Dans les salles d’opération et les unités de soins intensifs des hôpitaux, le propofol est un médicament de choix, largement utilisé pour sédater les patients pour leur confort ou les rendre complètement inconscients pour des procédures invasives.
Le propofol agit rapidement et est bien toléré par la plupart des patients lorsqu'il est administré par un anesthésiste. Mais que se passe-t-il à l'intérieur du cerveau lorsque les patients sont endormis et que révèle-t-on sur la conscience elle-même ?
Des chercheurs de l’UM qui étudient la nature de la conscience ont utilisé avec succès le médicament pour identifier la géométrie cérébrale complexe derrière l’état inconscient, offrant un aperçu sans précédent des structures cérébrales qui ont traditionnellement été difficiles à étudier.
La conscience a fait l’objet d’études sous différents angles et la compréhension des fondements neurobiologiques de la conscience comporte des implications majeures pour de multiples disciplines médicales telles que la neurologie, la psychiatrie et l’anesthésiologie.

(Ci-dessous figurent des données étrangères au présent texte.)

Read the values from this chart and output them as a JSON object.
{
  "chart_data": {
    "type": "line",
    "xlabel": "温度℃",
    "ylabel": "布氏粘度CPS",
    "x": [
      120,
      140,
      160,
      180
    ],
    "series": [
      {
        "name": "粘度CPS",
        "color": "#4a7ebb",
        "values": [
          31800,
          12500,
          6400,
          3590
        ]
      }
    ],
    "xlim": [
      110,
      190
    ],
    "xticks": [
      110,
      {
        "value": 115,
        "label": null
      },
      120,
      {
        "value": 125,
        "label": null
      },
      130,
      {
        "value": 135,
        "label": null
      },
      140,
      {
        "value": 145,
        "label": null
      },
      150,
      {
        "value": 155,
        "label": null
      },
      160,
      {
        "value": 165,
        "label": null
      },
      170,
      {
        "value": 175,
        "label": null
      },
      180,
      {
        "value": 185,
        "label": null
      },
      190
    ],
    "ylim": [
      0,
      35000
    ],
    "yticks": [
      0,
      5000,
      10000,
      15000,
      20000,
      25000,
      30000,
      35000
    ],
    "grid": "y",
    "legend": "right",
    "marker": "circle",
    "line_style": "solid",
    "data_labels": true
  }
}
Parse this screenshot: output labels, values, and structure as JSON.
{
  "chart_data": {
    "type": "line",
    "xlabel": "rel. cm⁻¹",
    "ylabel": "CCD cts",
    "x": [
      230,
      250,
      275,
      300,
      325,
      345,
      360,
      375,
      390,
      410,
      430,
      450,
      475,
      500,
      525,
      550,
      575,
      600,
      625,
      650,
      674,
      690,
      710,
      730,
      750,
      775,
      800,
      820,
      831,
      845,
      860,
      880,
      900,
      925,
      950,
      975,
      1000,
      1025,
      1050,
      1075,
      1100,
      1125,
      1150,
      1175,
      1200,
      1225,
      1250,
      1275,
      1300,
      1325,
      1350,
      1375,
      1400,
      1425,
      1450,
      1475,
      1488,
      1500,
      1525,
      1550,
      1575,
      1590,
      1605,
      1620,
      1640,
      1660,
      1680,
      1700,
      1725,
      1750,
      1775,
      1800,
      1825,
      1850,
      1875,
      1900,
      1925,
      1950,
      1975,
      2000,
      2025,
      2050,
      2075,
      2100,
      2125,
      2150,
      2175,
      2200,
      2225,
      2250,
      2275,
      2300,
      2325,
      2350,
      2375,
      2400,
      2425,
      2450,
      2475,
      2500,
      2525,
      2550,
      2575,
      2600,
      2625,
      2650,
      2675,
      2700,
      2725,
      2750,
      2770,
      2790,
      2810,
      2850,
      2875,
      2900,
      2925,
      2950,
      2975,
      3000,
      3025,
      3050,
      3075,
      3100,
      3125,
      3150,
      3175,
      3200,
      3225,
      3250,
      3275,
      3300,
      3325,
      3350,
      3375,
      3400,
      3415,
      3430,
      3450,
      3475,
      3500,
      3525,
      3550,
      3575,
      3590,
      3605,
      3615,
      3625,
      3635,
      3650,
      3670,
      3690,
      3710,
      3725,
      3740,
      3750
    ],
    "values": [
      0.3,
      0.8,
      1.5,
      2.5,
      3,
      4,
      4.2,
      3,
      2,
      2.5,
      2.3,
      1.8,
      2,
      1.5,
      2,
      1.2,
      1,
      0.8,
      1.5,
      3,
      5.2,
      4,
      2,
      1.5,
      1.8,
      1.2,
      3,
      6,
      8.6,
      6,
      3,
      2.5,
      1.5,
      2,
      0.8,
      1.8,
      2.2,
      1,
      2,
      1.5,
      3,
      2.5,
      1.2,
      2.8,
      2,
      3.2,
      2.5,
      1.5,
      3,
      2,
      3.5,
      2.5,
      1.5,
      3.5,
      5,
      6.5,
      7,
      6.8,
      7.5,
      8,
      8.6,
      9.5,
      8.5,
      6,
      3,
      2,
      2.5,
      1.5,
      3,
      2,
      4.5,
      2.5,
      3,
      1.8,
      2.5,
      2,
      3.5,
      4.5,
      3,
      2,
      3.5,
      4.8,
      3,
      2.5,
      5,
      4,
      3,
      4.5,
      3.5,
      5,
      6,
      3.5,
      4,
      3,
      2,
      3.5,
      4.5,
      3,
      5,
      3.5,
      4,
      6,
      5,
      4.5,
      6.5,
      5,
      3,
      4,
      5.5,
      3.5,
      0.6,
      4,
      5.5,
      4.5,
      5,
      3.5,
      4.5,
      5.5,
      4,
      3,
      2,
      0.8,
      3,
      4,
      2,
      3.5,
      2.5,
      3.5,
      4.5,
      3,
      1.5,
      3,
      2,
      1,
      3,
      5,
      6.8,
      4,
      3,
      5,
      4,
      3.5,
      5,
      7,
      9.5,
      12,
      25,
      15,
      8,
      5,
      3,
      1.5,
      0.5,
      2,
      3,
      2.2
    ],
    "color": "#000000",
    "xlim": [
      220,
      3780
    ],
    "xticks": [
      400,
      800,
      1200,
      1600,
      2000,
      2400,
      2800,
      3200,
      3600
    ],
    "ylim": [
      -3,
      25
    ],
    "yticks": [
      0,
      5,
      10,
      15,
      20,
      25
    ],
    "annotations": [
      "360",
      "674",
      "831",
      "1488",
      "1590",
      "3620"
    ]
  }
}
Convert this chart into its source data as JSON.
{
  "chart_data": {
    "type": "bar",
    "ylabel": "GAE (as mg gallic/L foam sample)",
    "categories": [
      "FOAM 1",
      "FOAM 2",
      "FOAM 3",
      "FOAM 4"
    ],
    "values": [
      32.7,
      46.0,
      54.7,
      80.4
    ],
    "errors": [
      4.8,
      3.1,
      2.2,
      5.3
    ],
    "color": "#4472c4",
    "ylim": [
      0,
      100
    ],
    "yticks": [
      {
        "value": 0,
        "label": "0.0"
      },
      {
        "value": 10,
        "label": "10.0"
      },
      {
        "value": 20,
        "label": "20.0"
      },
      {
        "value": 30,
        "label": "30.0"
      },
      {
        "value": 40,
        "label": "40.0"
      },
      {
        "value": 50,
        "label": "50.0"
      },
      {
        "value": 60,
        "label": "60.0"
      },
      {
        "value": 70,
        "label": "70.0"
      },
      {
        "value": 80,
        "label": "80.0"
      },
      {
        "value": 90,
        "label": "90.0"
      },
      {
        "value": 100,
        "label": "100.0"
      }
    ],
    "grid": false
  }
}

Zirui Huang, Ph.D., professeur adjoint de recherche au département d'anesthésiologie de la faculté de médecine de l'UM
Jusqu’à présent, les chercheurs ont débattu de la manière dont les anesthésiques suppriment la conscience. Plus précisément, ils se sont demandé si leur site d’action se situait principalement dans le thalamus, une structure en forme d’œuf située au plus profond du cerveau, qui reçoit les informations de ce que nous voyons, touchons et entendons, ou dans le cortex cérébral, qui traite ces informations de manière complexe.
Une nouvelle étude publiée dans la revue Nature Communications et dirigée par Huang, George Mashour, MD, Ph.D. et Anthony G. Hudetz, Ph.D., du UM Center for Consciousness Science décrit pour la première fois chez l'homme comment les connexions entre les cellules cérébrales de ces deux zones importantes sont modifiées par le propofol.
Chez des volontaires sains, ils ont cartographié les changements dans l'architecture du cerveau avant, pendant et après la sédation au propofol, guidés par l'imagerie par résonance magnétique fonctionnelle (IRMf). Cela leur a permis de surveiller le flux sanguin vers les zones du cerveau lorsque les participants à l'étude entraient et sortaient d'un état d'inconscience.
Au départ, explique Huang, le thalamus présente un niveau équilibré d'activité des deux noyaux spécifiques (groupes de cellules cérébrales) qui envoient des informations sensorielles à des zones hautement définies du cortex – connues sous le nom de traitement unimodal – et des noyaux non spécifiques qui envoient des informations de manière plus diffuse à travers une couche supérieure du cortex, connue sous le nom de traitement transmodal.
L'équipe a constaté que, sous sédation profonde, le thalamus présentait une réduction drastique de l'activité dans les groupes de cellules cérébrales responsables du traitement transmodal conduisant à un modèle unimodal dominant, suggérant que même si les entrées sensorielles sont toujours reçues, il n'y a pas d'intégration de ces entrées.
« Le domaine se concentre sur les effets anesthésiques sur le thalamus et le cortex depuis plus de deux décennies. Je pense que cette étude fait progresser considérablement la neurobiologie », a déclaré George Mashour, MD, Ph.D., professeur d'anesthésiologie et de pharmacologie et fondateur du UM Center for Consciousness Science.
Ensuite, ils ont découvert les types de cellules spécifiques qui ont joué un rôle dans le passage à un état inconscient et leur relation avec le changement dans le traitement thalamique. Le thalamus contient au moins deux types de cellules distincts, a déclaré Huang, les cellules centrales et les cellules matricielles.
« Nous avons maintenant des preuves convaincantes que les connexions généralisées des cellules de la matrice thalamique avec le cortex d'ordre supérieur sont essentielles à la conscience », explique Hudetz, professeur d'anesthésiologie à l'UM et actuel directeur du Centre pour la science de la conscience.
En imaginant que le cortex est stratifié comme un oignon, les cellules centrales se connectent aux couches inférieures tandis que les cellules matricielles se connectent aux couches supérieures de manière plus dispersée. En mesurant les signatures d'expression d'ARNm – comme des badges d'identification pour les cellules – ils ont pu voir qu'une perturbation de l'activité des cellules matricielles jouait un rôle plus important dans la transition vers l'inconscience que les cellules centrales. Une surprise supplémentaire a été que le GABA, un important transmetteur inhibiteur dans le cerveau généralement considéré comme essentiel aux actions du propofol, ne semblait pas jouer un rôle aussi important que prévu.
« Les résultats suggèrent que la perte de conscience pendant la sédation profonde est principalement associée à la perturbation fonctionnelle des cellules matricielles réparties dans tout le thalamus », a déclaré Huang.